You can use a simple BashOperator in Airflow to trigger the checkpoint run. The following snippet shows an Airflow task for an Airflow DAG named dag that triggers the run of a checkpoint we named my_checkpoint:

validation_task = BashOperator(
    task_id='validation_task',
    bash_command='great_expectations checkpoint run my_checkpoint',
    dag=dag
)

Another option is to use the output of the checkpoint script command and paste it into a method that is called from a PythonOperator in the DAG. This gives you more fine-grained control over how to respond to validation results:

  1. Run checkpoint script

    great_expectations checkpoint script my_checkpoint
    
    ...
    
    A python script was created that runs the checkpoint named: `my_checkpoint`
    - The script is located in `great_expectations/uncommitted/my_checkpoint.py`
    - The script can be run with `python great_expectations/uncommitted/my_checkpoint.py`
    
  2. Navigate to the generated Python script and copy the content

  3. Create a method in your Airflow DAG file and call it from a PythonOperator:

    def run_checkpoint():
        # paste content from the checkpoint script here
    
    task_run_checkpoint = PythonOperator(
        task_id='run_checkpoint',
        python_callable=run_checkpoint,
        dag=dag,
    )
    

Show Docs for V3 (Batch Request) API

You can use a simple BashOperator in Airflow to trigger the checkpoint run.
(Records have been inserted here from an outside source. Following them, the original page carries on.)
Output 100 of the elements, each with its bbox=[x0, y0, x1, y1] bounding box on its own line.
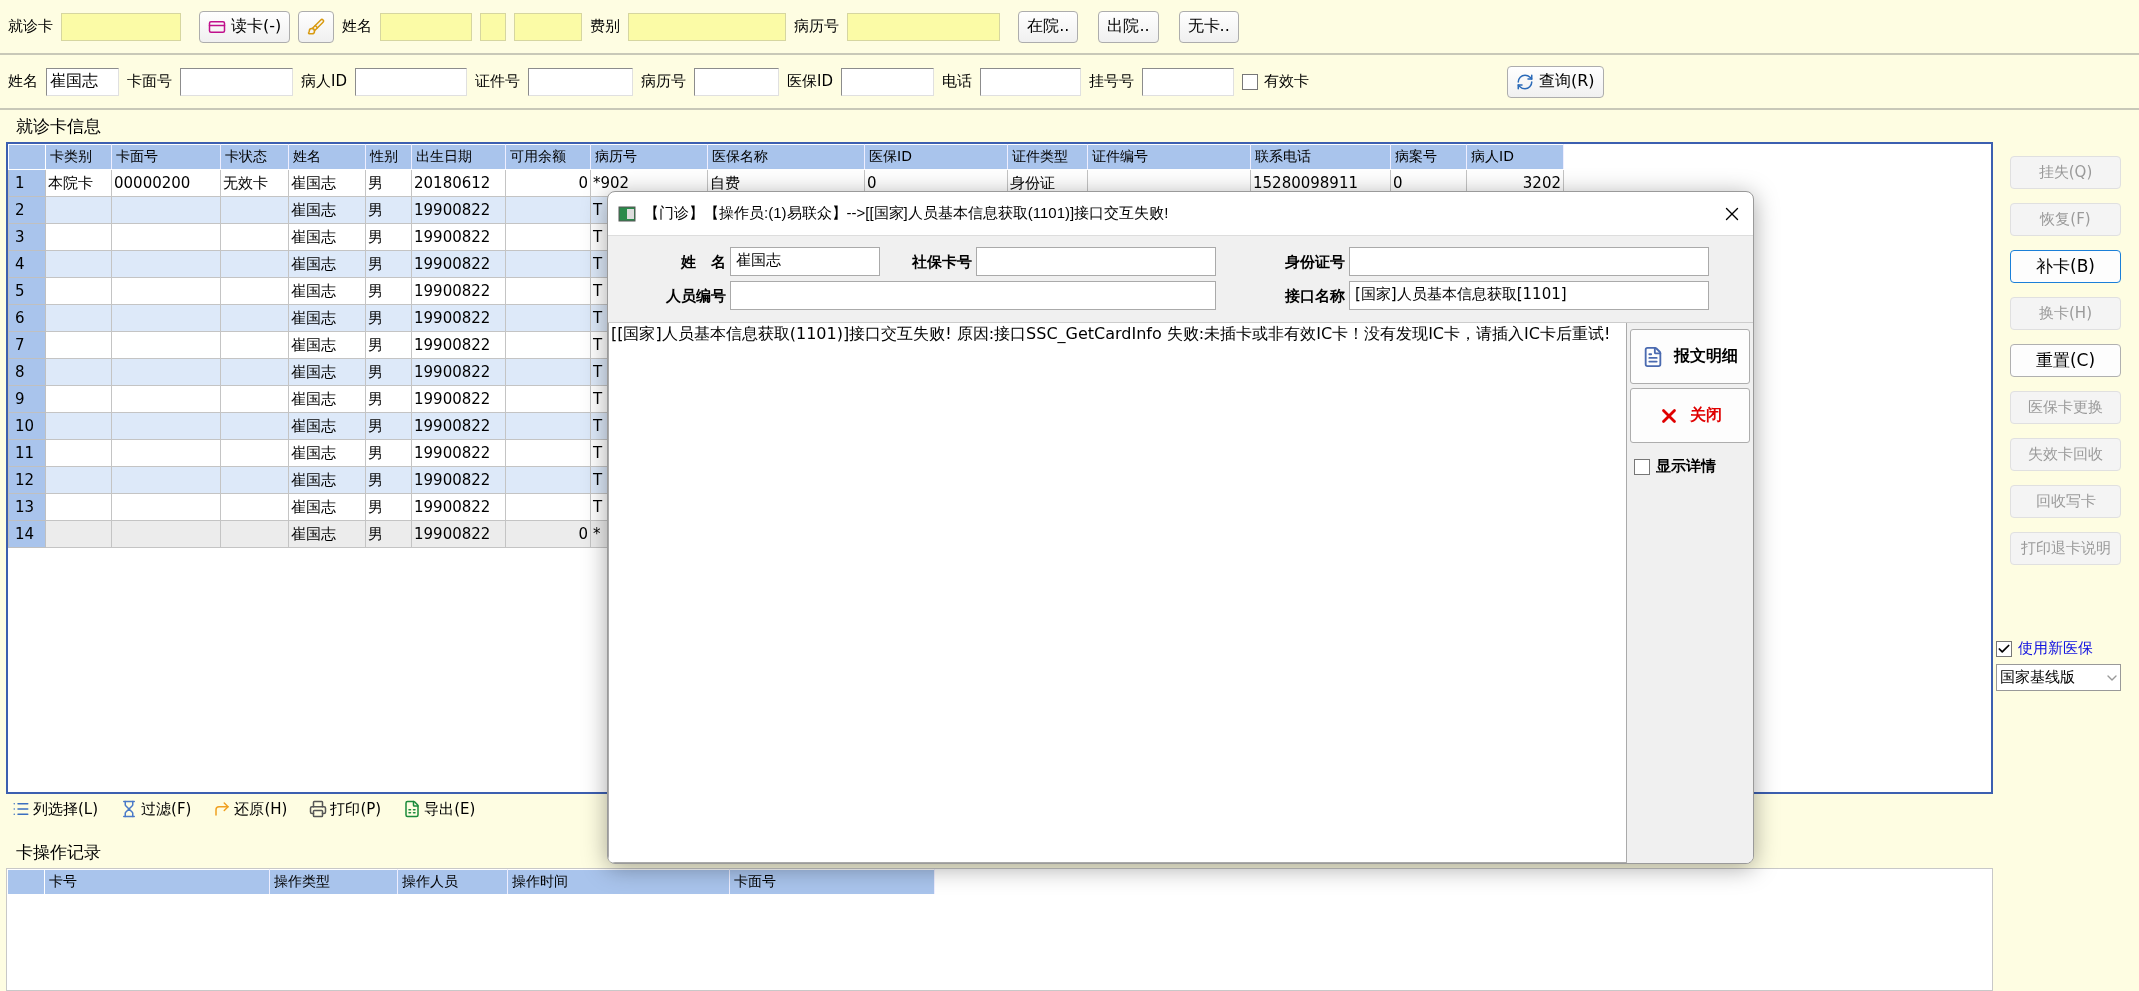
column-header[interactable]: 病案号 bbox=[1390, 144, 1467, 170]
column-header[interactable]: 卡面号 bbox=[729, 869, 935, 895]
input-field[interactable] bbox=[694, 67, 779, 96]
field-label: 费别 bbox=[590, 17, 621, 36]
field-label: 医保ID bbox=[787, 72, 833, 91]
column-header[interactable]: 可用余额 bbox=[505, 144, 591, 170]
table-cell: 崔国志 bbox=[288, 439, 366, 467]
query-button[interactable]: 查询(R) bbox=[1506, 65, 1604, 98]
table-cell bbox=[220, 439, 289, 467]
table-cell bbox=[220, 277, 289, 305]
column-header[interactable]: 证件类型 bbox=[1007, 144, 1088, 170]
filter-button[interactable]: 在院.. bbox=[1018, 10, 1079, 43]
row-number: 8 bbox=[8, 358, 46, 386]
close-button[interactable]: 关闭 bbox=[1630, 388, 1750, 443]
field-label: 卡面号 bbox=[127, 72, 172, 91]
column-header[interactable]: 卡号 bbox=[44, 869, 270, 895]
version-select[interactable]: 国家基线版 bbox=[1996, 664, 2121, 691]
column-header[interactable]: 证件编号 bbox=[1087, 144, 1251, 170]
input-field[interactable] bbox=[1141, 67, 1234, 96]
table-cell bbox=[220, 520, 289, 548]
input-field[interactable] bbox=[528, 67, 633, 96]
checkbox[interactable] bbox=[1996, 640, 2012, 657]
table-cell: 19900822 bbox=[411, 385, 506, 413]
read-card-button[interactable]: 读卡(-) bbox=[199, 10, 291, 43]
refresh-icon bbox=[1515, 72, 1534, 91]
column-header[interactable]: 联系电话 bbox=[1250, 144, 1391, 170]
input-field[interactable] bbox=[976, 247, 1216, 276]
checkbox[interactable] bbox=[1634, 458, 1650, 475]
detail-button[interactable]: 报文明细 bbox=[1630, 329, 1750, 384]
input-field[interactable] bbox=[61, 12, 181, 41]
checkbox-label: 使用新医保 bbox=[2018, 639, 2093, 658]
table-cell bbox=[220, 250, 289, 278]
column-header[interactable]: 病历号 bbox=[590, 144, 708, 170]
row-number: 9 bbox=[8, 385, 46, 413]
table-cell bbox=[45, 412, 112, 440]
input-field[interactable] bbox=[628, 12, 787, 41]
input-field[interactable]: 崔国志 bbox=[46, 67, 119, 96]
column-header[interactable]: 操作时间 bbox=[507, 869, 730, 895]
filter-button[interactable]: 无卡.. bbox=[1178, 10, 1239, 43]
row-number: 10 bbox=[8, 412, 46, 440]
row-number: 6 bbox=[8, 304, 46, 332]
table-cell: 19900822 bbox=[411, 439, 506, 467]
toolbar-button[interactable]: 还原(H) bbox=[213, 799, 288, 819]
table-cell bbox=[45, 358, 112, 386]
toolbar-button[interactable]: 过滤(F) bbox=[120, 799, 192, 819]
table-cell: 崔国志 bbox=[288, 331, 366, 359]
table-cell: 崔国志 bbox=[288, 358, 366, 386]
window-icon bbox=[618, 205, 636, 222]
input-field[interactable] bbox=[480, 12, 507, 41]
table-cell bbox=[220, 304, 289, 332]
column-header[interactable]: 操作人员 bbox=[397, 869, 508, 895]
filter-button[interactable]: 出院.. bbox=[1098, 10, 1159, 43]
input-field[interactable] bbox=[847, 12, 1001, 41]
printer-icon bbox=[309, 800, 328, 818]
table-cell bbox=[220, 466, 289, 494]
table-cell: 崔国志 bbox=[288, 304, 366, 332]
table-cell: 0 bbox=[505, 169, 591, 197]
table-cell bbox=[220, 412, 289, 440]
table-cell: 崔国志 bbox=[288, 412, 366, 440]
table-cell bbox=[45, 277, 112, 305]
clear-button[interactable] bbox=[298, 10, 335, 43]
input-field[interactable] bbox=[355, 67, 467, 96]
column-header[interactable]: 出生日期 bbox=[411, 144, 506, 170]
input-field[interactable] bbox=[514, 12, 583, 41]
table-cell: 19900822 bbox=[411, 466, 506, 494]
input-field[interactable] bbox=[730, 281, 1216, 310]
table-cell bbox=[220, 223, 289, 251]
toolbar-button[interactable]: 列选择(L) bbox=[12, 799, 99, 819]
column-header[interactable]: 卡类别 bbox=[45, 144, 112, 170]
input-field[interactable] bbox=[180, 67, 293, 96]
table-cell bbox=[45, 250, 112, 278]
column-header[interactable]: 医保名称 bbox=[707, 144, 865, 170]
error-message: [[国家]人员基本信息获取(1101)]接口交互失败! 原因:接口SSC_GetCardInfo 失败:未插卡或非有效IC卡！没有发现IC卡，请插入IC卡后重试! bbox=[608, 323, 1627, 863]
input-field[interactable]: 崔国志 bbox=[730, 247, 880, 276]
table-cell: 崔国志 bbox=[288, 277, 366, 305]
field-label: 病人ID bbox=[301, 72, 347, 91]
row-number: 11 bbox=[8, 439, 46, 467]
table-cell bbox=[45, 493, 112, 521]
action-button[interactable]: 补卡(B) bbox=[2010, 250, 2121, 283]
row-number: 13 bbox=[8, 493, 46, 521]
column-header[interactable]: 姓名 bbox=[288, 144, 366, 170]
column-header[interactable]: 病人ID bbox=[1466, 144, 1564, 170]
table-cell: 0 bbox=[505, 520, 591, 548]
field-label: 姓名 bbox=[342, 17, 373, 36]
action-button[interactable]: 重置(C) bbox=[2010, 344, 2121, 377]
checkbox-label: 有效卡 bbox=[1263, 72, 1309, 91]
input-field[interactable] bbox=[979, 67, 1081, 96]
group-title: 就诊卡信息 bbox=[15, 115, 102, 138]
column-header[interactable]: 操作类型 bbox=[269, 869, 398, 895]
input-field[interactable] bbox=[840, 67, 934, 96]
column-header[interactable]: 医保ID bbox=[864, 144, 1008, 170]
checkbox[interactable] bbox=[1241, 73, 1258, 90]
input-field[interactable] bbox=[380, 12, 473, 41]
input-field[interactable] bbox=[1349, 247, 1709, 276]
column-header[interactable]: 卡状态 bbox=[220, 144, 289, 170]
toolbar-button[interactable]: 打印(P) bbox=[309, 799, 382, 819]
column-header[interactable]: 性别 bbox=[365, 144, 412, 170]
toolbar-button[interactable]: 导出(E) bbox=[403, 799, 476, 819]
input-field[interactable]: [国家]人员基本信息获取[1101] bbox=[1349, 281, 1709, 310]
column-header[interactable]: 卡面号 bbox=[111, 144, 221, 170]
The following snippet shows an Airflow task for an Airflow DAG named dag that triggers the run of a checkpoint we named my_checkpoint:

validation_task = BashOperator(
    task_id='validation_task',
    bash_command='great_expectations --v3-api checkpoint run my_checkpoint',
    dag=dag
)

Another option is to use the output of the great_expectations –v3-api checkpoint script command and paste it into a method that is called from a PythonOperator in the DAG. This gives you more fine-grained control over how to respond to validation results:

  1. Run great_expectations –v3-api checkpoint script

    great_expectations --v3-api checkpoint script my_checkpoint
    
    ...
    
    A python script was created that runs the checkpoint named: `my_checkpoint`
    - The script is located in `great_expectations/uncommitted/my_checkpoint.py`
    - The script can be run with `python great_expectations/uncommitted/my_checkpoint.py`
    
  2. Navigate to the generated Python script and copy the content

  3. Create a method in your Airflow DAG file and call it from a PythonOperator:

    def run_checkpoint():
        # paste content from the checkpoint script here
    
    task_run_checkpoint = PythonOperator(
        task_id='run_checkpoint',
        python_callable=run_checkpoint,
        dag=dag,
    )
    

Please see How to configure a New Checkpoint using “test_yaml_config” for additional Checkpoint configuration and DataContext.run_checkpoint() examples.